Tainui Group Holdings CEO Said, "The Airport hotel will also generate considerable long-term economic growth and provide many new jobs for the Auckland region. The hotel will assist Auckland and New Zealand tourism and trade. It will cater for the inevitable economic recovery and growth when it returns."

===Ngāi Tahu Joint Ventures===

====Initial Ventures====
On 26 November 2007, the Herald announced that Ngāi Tahu and Tainui had met at Arowhenua Marae in South Canterbury and signed deals to establish formal intentions on 23 November 2007 to work together, using a memorandum of understanding to form a basis to establish a working environment between the two iwi.
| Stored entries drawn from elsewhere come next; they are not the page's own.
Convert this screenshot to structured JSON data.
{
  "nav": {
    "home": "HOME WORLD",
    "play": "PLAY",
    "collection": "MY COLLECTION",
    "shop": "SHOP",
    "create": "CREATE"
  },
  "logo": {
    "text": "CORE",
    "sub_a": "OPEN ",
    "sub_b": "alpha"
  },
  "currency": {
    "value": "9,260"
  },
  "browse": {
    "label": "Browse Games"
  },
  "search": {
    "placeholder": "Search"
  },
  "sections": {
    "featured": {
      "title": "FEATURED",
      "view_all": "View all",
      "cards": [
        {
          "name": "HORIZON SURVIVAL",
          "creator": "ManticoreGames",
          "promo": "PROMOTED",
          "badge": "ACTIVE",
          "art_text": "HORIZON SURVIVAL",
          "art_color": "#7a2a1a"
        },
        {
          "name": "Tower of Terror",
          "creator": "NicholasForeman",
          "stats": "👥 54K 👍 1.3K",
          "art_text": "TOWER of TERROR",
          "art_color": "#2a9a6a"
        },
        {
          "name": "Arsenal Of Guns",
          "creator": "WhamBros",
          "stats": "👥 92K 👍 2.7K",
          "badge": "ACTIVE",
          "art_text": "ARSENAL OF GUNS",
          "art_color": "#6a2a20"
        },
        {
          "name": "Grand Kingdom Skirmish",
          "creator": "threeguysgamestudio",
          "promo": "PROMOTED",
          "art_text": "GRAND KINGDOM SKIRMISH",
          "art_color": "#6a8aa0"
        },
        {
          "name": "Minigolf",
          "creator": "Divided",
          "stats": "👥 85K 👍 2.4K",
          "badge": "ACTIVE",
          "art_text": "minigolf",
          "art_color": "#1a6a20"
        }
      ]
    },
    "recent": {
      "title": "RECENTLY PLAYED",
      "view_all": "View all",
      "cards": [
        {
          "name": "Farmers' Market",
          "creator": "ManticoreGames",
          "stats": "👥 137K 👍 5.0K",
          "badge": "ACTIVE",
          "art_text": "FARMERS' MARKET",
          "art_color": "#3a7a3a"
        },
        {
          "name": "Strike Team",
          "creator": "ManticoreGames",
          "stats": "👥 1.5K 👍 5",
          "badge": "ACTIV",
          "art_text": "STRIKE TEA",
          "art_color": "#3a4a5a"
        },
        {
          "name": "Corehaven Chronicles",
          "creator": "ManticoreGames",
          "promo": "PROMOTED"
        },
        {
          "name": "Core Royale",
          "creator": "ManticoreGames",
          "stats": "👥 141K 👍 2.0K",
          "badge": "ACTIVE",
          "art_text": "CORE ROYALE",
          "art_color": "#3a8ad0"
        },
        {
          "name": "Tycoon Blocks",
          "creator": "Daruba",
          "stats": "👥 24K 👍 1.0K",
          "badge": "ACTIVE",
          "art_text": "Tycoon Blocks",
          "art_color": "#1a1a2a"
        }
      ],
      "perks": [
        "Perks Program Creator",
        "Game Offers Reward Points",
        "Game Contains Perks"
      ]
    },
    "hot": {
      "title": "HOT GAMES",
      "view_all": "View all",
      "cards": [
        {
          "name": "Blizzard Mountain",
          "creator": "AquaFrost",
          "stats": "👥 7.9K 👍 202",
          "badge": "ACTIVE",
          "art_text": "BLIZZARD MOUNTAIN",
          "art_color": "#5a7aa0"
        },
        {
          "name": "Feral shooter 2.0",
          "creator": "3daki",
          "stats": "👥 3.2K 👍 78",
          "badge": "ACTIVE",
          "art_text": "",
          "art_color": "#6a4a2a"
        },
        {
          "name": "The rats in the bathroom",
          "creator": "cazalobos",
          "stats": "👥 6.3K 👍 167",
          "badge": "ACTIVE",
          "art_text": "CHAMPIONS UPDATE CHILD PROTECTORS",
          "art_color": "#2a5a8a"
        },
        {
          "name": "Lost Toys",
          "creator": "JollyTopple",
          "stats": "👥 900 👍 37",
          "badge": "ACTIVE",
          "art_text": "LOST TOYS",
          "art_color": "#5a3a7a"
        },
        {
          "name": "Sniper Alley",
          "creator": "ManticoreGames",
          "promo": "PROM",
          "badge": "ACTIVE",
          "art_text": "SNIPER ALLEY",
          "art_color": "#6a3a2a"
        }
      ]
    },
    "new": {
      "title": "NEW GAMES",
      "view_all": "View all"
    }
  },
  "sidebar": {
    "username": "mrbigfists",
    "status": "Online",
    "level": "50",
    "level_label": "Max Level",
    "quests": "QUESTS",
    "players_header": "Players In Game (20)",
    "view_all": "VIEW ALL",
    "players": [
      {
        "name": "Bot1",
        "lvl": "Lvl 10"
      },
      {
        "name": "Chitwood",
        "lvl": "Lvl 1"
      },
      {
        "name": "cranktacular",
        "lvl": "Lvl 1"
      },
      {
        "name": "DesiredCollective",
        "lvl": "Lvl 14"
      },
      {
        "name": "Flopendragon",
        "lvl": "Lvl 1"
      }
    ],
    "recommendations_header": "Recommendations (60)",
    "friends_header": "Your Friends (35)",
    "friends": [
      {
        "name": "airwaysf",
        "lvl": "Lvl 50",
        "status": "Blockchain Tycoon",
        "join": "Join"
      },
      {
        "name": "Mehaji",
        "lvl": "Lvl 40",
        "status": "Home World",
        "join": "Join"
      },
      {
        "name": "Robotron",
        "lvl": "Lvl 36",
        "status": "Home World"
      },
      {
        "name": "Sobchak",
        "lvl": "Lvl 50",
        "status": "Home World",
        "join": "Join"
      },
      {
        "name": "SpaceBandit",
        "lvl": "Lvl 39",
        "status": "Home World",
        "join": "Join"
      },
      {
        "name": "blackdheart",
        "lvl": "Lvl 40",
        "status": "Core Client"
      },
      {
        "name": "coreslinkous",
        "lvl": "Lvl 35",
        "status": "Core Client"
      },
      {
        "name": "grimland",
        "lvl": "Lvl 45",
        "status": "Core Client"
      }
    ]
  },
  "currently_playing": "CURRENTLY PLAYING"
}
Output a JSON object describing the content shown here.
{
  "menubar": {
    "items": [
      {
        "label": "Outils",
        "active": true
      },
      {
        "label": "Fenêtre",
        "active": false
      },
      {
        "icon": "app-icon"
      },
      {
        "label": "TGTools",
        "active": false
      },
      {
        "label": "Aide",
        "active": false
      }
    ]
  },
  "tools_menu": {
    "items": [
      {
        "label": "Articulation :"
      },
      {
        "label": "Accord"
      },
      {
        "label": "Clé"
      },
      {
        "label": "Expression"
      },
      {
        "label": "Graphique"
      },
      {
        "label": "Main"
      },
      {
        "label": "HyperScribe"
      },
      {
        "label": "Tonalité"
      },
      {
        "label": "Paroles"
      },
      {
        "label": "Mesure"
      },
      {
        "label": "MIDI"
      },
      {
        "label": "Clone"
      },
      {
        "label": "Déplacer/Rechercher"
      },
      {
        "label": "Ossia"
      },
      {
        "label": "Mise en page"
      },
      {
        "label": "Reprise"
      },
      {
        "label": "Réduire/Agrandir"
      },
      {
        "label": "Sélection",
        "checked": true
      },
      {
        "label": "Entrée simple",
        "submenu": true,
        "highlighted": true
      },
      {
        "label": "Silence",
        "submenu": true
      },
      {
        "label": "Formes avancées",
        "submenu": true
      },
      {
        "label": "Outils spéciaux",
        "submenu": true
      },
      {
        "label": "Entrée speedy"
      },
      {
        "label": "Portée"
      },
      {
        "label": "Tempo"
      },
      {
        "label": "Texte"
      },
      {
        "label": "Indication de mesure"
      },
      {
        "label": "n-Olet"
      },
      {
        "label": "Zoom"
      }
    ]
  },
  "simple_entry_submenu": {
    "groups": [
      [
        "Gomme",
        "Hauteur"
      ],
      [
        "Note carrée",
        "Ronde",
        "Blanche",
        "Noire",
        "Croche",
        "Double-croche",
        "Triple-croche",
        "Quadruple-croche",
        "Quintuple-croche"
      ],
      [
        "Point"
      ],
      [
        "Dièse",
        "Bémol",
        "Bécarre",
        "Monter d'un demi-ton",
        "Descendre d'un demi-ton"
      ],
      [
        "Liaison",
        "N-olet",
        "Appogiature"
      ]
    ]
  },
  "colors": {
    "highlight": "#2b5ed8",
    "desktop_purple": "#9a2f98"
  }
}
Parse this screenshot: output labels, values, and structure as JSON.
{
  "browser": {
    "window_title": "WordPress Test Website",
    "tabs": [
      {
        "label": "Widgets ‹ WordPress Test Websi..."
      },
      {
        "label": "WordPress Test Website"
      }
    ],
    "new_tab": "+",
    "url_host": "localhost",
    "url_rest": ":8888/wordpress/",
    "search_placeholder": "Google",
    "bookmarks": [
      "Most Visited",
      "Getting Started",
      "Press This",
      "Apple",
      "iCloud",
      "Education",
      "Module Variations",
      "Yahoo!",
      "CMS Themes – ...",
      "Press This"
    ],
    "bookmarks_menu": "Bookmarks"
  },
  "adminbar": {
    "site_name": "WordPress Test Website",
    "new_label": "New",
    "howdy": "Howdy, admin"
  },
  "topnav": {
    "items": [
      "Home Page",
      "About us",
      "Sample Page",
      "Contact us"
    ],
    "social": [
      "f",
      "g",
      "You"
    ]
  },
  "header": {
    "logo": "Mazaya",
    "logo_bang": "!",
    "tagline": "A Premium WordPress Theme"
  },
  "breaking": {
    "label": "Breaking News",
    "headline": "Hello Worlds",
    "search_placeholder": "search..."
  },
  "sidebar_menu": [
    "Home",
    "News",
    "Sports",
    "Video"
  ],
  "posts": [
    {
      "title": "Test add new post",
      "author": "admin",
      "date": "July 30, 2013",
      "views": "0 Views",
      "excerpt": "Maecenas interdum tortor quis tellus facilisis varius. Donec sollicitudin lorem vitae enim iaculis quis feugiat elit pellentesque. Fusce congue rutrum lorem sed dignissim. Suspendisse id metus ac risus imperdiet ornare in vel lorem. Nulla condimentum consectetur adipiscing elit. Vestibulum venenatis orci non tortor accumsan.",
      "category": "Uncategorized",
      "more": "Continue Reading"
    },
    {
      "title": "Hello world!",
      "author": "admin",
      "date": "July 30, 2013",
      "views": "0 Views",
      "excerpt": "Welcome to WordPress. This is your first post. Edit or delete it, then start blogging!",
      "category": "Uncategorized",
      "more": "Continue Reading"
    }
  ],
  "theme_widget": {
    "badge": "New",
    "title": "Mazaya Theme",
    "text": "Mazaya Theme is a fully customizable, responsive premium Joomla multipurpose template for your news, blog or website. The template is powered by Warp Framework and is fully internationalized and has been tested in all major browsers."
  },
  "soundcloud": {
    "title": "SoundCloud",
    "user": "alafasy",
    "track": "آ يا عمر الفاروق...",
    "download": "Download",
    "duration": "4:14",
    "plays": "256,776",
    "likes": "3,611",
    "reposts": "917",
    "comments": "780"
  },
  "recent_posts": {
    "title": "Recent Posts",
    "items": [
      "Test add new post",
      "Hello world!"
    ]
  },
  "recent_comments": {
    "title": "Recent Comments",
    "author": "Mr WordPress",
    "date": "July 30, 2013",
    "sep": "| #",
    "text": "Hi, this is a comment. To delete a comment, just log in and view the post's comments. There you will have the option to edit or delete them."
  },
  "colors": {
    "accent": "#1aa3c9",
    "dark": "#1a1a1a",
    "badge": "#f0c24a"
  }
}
New Zealand Labour Party MP Shane Jones said, "You need to remember that Māori trusts and iwi organisations, they're very rarely sellers. They like to hold assets for a long, long time, and given the amount of foreign ownership in the economy, it's good that tribes work together and help to buy back some of those assets that looked lost."

As the first joint-activity of the two tribes, in February 2009, Ngāi Tahu acquired 6% of Ryman Healthcare and subsequently on-sold 4.5% to Tainui; raisings its shareholding in Ryman to 8%, and establishing Tainui as a shareholder.

====Waikato Milking Systems====
In June 2014, Tainui and Ngāi Tahu as well as Pioneer Capital acquired Waikato Milking Systems NZ Limited under a limited partnership, Waikato Milking Systems LP. The partners have stated that they intend to grow the company, either naturally, or by mergers and acquisitions. The company is New Zealand's biggest manufacturer and designer of milking systems, and runs all aspects of its systems, from the stainless steel to the software that helps run the cowsheds. The company, at the time of purchase, had an annual turnover quickly approaching $100 million. All three companies have an equal 33.30% share is the limited partnership.

====GoBus====
In August 2014, Ngāi Tahu and Tainui purchased GoBus from Australian private equity-firm Next Capital. The total purchase price was $170 million. The purchase is expected to gain approval from New Zealand's Overseas Investment Office due to the company selling GoBus being Australian-owned.

===Other Investments===
====Auckland Warriors====
In October 1998, Tainui invested in the Auckland Warriors for $3.5 million along with a consortium that included Graham Lowe and Malcolm Boyle, under the company Rugby League People Ltd. Waikato-Tainui subsidiary MDC Investment Holdings Ltd owned 66.6% of the RLP in 2000.

After several months of poor performance, the Warriors were offloaded in September 2000 to New Zealand Rugby League for a price reported to be around NZ$400,000. It was reported that by the time MDC had sold their stake in the Warriors, they had already lost NZ$6.3 million.